Hudson Printing found new product opportunities in variable printing. Landa broke down the barrier between offset and digital for them.

“Everybody is about serving the customers and doing the job right. Landa has some unique abilities like dry transfer, nano-ink, B1 size, etc.,” added Hudson.

When it came to integrating the Landa press into existing workflows, all the panelists adopted unique approaches. Neff intentionally housed the Landa in a separate room to test out the new technology and smooth out any bumps that may arise. They also hired a fresh team to work on the Landa. The Lanada was their first foray into digital printing. It has been so successful that they’re buying another Landa press.

At Southern Champion Tray, a previous digital experience had made employees slightly cynical about hybrid presses. “It took a bit of convincing, but now people love it,” said Duckett.

At Quantum, a fire at the plant around the time the Landa press was being installed changed everything.

“It removed sales resistance and employee resistance. The wall between digital and offset has gone. We’re getting opportunities we didn’t anticipate. We’re also moving things from offset,” said Kahanec.

Having prior digital experience was helpful for Quantum, Hudson, and Southern Champion Tray because the workflows are different. However, for Neff, prior mechanical experience was sufficient to man the Landa.

All in all the panelists were very pleased with the presses and the services being offered by Landa.

Market trends

At the conference, Dr. Sean Smyth, Smithers analyst and consultant, offered a keynote presentation on the future of digital printing. He said companies are changing the way print is manufactured by integrating digital technologies into the process. Some of the mega trends he highlighted were:

  • sustainability;
  • economic development;
  • demographic shift;
  • changes to the retail sector;
  • regulatory changes (g. front of packaging rules for Canadian CPGs);
  • staffing issues;
  • rise of technologies like automation and artificial intelligence; and
  • drive towards low run lengths.

PSPs must provide more designs and personalization to engage consumers, he recommended.

Dr.

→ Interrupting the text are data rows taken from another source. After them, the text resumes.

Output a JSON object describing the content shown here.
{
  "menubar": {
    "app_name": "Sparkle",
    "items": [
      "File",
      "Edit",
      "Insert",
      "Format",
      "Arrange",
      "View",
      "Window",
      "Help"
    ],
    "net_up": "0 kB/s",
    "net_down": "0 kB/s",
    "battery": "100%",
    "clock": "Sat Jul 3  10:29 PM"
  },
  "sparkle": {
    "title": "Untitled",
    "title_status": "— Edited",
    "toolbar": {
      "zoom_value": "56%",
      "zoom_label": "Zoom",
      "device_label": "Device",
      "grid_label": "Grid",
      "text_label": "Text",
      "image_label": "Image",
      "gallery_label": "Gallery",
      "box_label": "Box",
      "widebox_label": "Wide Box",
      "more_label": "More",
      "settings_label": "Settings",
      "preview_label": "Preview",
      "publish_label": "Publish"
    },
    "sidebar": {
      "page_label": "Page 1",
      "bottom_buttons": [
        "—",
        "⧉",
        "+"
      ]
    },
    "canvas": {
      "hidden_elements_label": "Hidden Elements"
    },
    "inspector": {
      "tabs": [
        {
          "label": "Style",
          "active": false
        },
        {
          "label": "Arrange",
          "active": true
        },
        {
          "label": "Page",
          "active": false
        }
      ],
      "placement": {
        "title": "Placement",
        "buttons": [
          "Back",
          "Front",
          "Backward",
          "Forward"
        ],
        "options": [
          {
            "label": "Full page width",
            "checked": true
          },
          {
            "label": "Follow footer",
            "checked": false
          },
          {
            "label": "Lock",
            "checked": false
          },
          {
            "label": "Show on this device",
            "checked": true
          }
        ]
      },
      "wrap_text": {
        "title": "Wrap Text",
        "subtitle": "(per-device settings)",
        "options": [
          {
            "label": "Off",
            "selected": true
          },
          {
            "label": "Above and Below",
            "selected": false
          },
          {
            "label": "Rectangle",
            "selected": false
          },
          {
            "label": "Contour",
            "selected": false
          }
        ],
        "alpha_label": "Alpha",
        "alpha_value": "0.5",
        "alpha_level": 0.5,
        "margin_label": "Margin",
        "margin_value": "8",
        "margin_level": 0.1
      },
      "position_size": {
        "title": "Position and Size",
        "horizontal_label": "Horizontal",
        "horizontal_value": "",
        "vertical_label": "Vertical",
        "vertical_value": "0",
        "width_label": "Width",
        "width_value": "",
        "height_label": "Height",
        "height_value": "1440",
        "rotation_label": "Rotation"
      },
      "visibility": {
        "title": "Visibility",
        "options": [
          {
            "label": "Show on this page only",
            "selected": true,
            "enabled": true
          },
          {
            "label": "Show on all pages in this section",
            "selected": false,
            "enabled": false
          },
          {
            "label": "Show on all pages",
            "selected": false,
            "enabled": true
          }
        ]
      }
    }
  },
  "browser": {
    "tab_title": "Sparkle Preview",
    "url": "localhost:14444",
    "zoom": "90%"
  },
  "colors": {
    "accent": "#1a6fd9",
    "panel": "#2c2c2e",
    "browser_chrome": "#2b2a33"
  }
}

Smyth mentioned inkjet is replacing a lot of traditional analog materials and that there’s a move from serial to parallel printing as well as the development of automated finishing systems. This can be attributed to performance of machines in the market (think high speeds, automated make-readies). Print on demand is also reducing inventory and waste. He highlighted that in direct mail, full coloured variable printing is driving higher response.

Looking ahead

At Drupa, Landa will have fourth largest booth. At the 32,000-sf booth, expect to hear more about Landa’s new offerings, especially on how the company is using artificial intelligence and perhaps a new model with higher speed – they hinted at 11,000 SPH at the conference.